We then joined his other friend whose english was really quite good and I spent the afternoon being paraded around the streets. Michels, the second guy was really very sweet, gave me his necklace, almost cried when I revealed a photo of his home town on nosy be and I think we shall remain friends. He is only 20 bless him and desperate to get out of Mad and to France to study. Mad!
Bus finally left at 1600. At some point I lost my phone, no idea what hapenned, buit determined not going to let it get to me, even though it harbours the only photo of me in front of the pyramids, the theme tune to madagascar and the video clip of the gazelle running into a tree. No matter.
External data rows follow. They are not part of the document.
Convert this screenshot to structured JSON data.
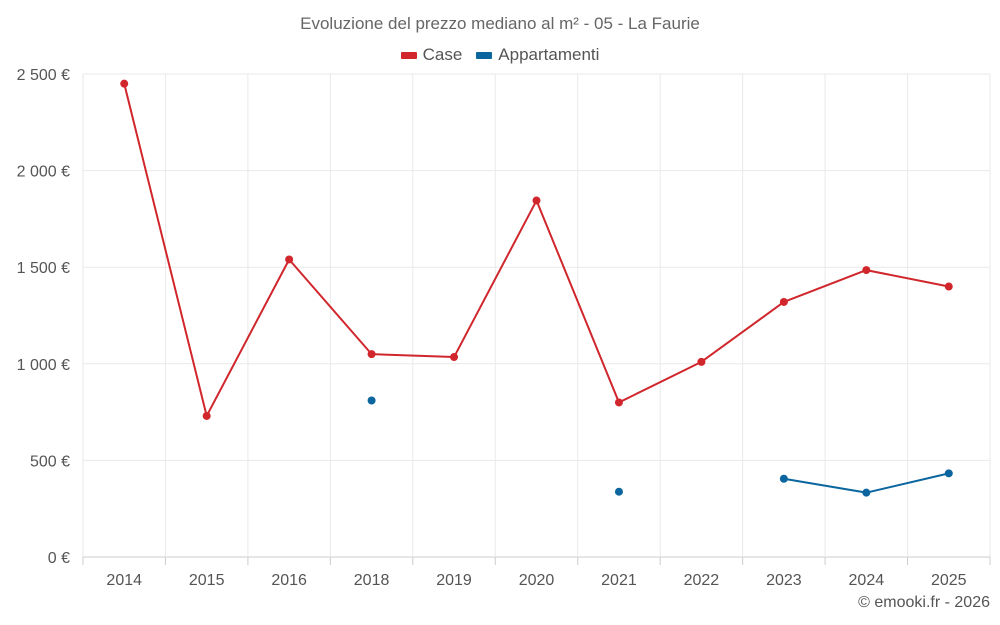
{
  "colors": {
    "case": "#d0262c",
    "appartamenti": "#0b659f",
    "grid": "#e9e9e9",
    "axis": "#cccccc"
  },
  "copyright": "© emooki.fr - 2026",
  "chart_data": {
    "type": "line",
    "title": "Evoluzione del prezzo mediano al m² - 05 - La Faurie",
    "categories": [
      "2014",
      "2015",
      "2016",
      "2018",
      "2019",
      "2020",
      "2021",
      "2022",
      "2023",
      "2024",
      "2025"
    ],
    "ylim": [
      0,
      2500
    ],
    "yticks": [
      0,
      500,
      1000,
      1500,
      2000,
      2500
    ],
    "ytick_labels": [
      "0 €",
      "500 €",
      "1 000 €",
      "1 500 €",
      "2 000 €",
      "2 500 €"
    ],
    "legend_position": "top-center",
    "series": [
      {
        "name": "Case",
        "values": [
          2450,
          730,
          1540,
          1050,
          1035,
          1845,
          800,
          1010,
          1320,
          1485,
          1400
        ]
      },
      {
        "name": "Appartamenti",
        "values": [
          null,
          null,
          null,
          810,
          null,
          null,
          338,
          null,
          405,
          333,
          433
        ]
      }
    ]
  }
}
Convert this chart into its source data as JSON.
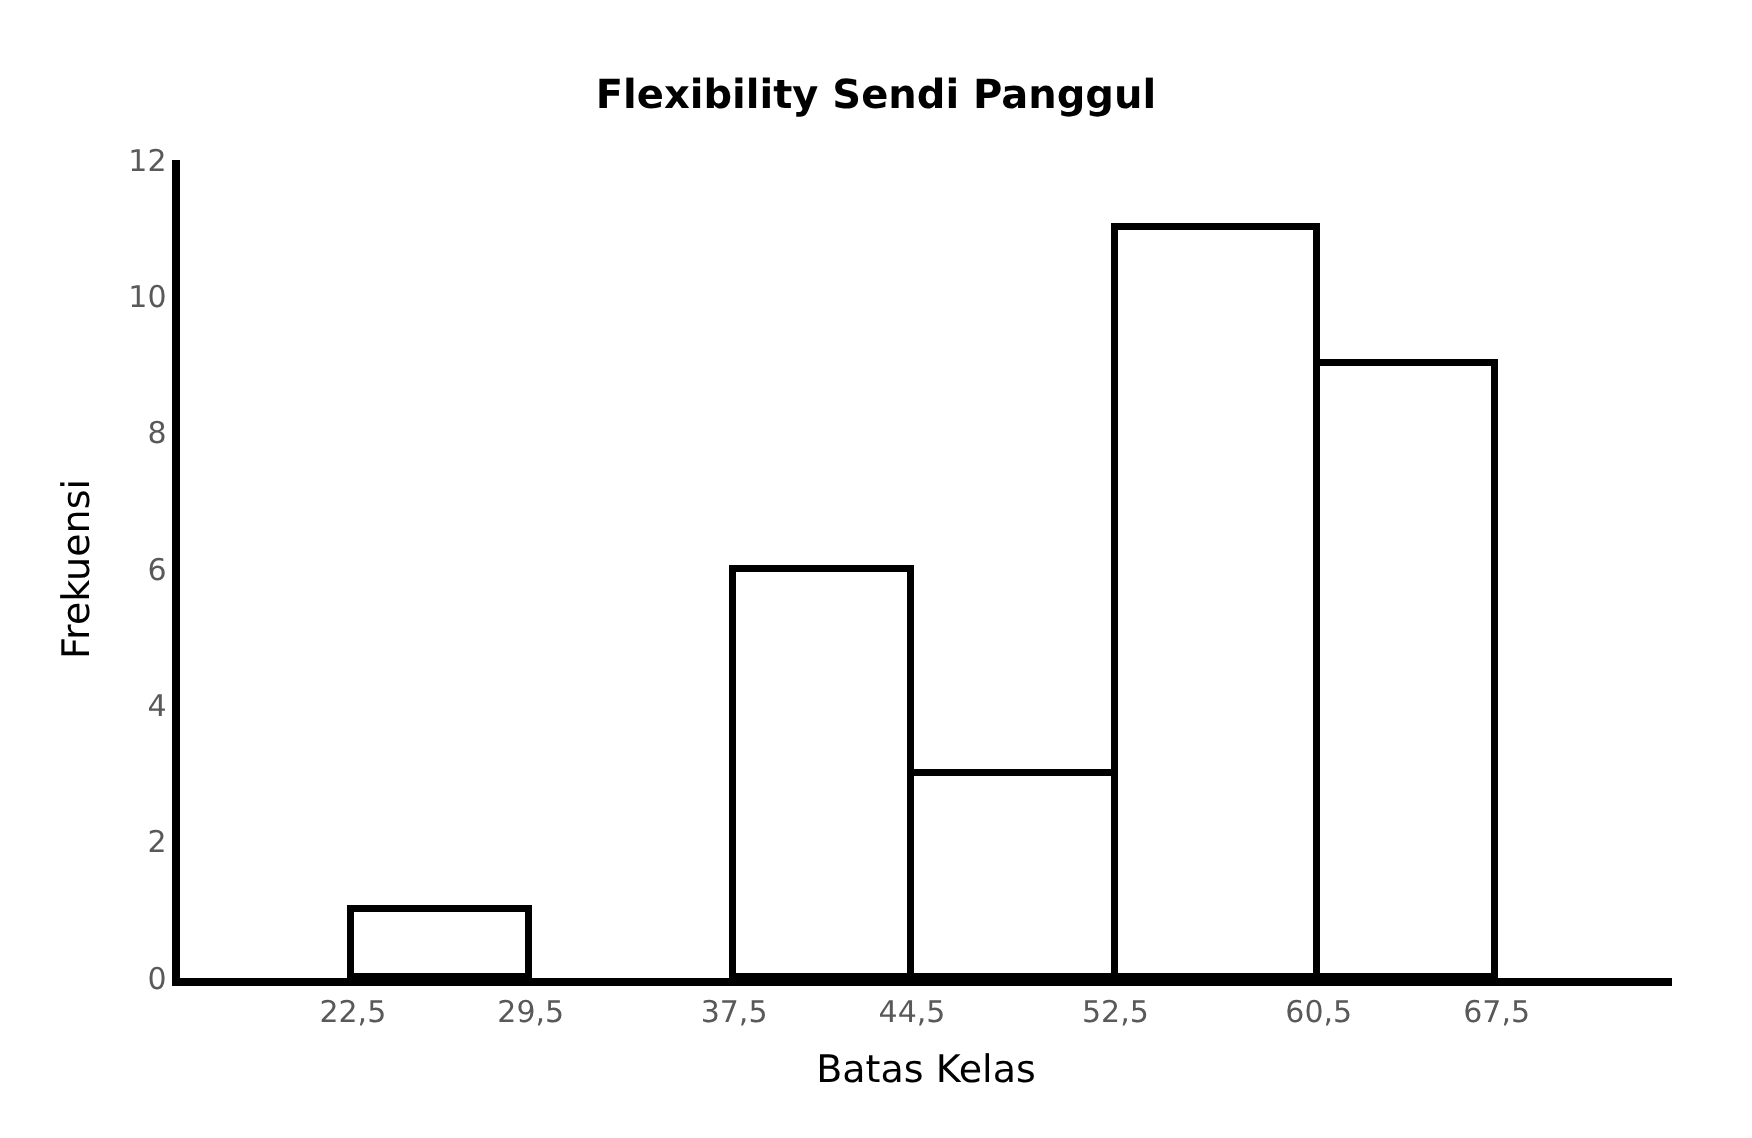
{
  "chart_data": {
    "type": "histogram",
    "title": "Flexibility Sendi Panggul",
    "xlabel": "Batas Kelas",
    "ylabel": "Frekuensi",
    "bins": [
      22.5,
      29.5,
      37.5,
      44.5,
      52.5,
      60.5,
      67.5
    ],
    "values": [
      1,
      0,
      6,
      3,
      11,
      9
    ],
    "color": "#ffffff",
    "xlim": [
      15.7,
      74.4
    ],
    "xticks": [
      {
        "value": 22.5,
        "label": "22,5"
      },
      {
        "value": 29.5,
        "label": "29,5"
      },
      {
        "value": 37.5,
        "label": "37,5"
      },
      {
        "value": 44.5,
        "label": "44,5"
      },
      {
        "value": 52.5,
        "label": "52,5"
      },
      {
        "value": 60.5,
        "label": "60,5"
      },
      {
        "value": 67.5,
        "label": "67,5"
      }
    ],
    "ylim": [
      0,
      12
    ],
    "yticks": [
      0,
      2,
      4,
      6,
      8,
      10,
      12
    ]
  }
}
It was a bloody long journey. Road fine for a while then disintegrated so much that it could not longer be called a road. Gullys 3 feet deep; Eventually arrived at 0630 where I had to change buses. The next 140km took 3 hours. I turned up at a hotel filthy dirty having not had a proper shower for three days, covered from head to foot in red dust, tired and hungry.
Hotel cheap but fab. En suite with hot water, even a bidet! TV and verandah. Immediately washed all my clothes, my crocs, me. Left the bathroom all muddy and went into town.
Have booked my buses to get me to the reserve tomorrow plus one to Tana on Saturday evening. Another overnight drive. Ugh!
There is so much more but really have to go and buy a new phone plus the luchtime beer is wanting out. So, shall speak to you all in a few days with my trials and tribulations of the Parc National d'Ankaranfantsika and the journey to Antananarivo.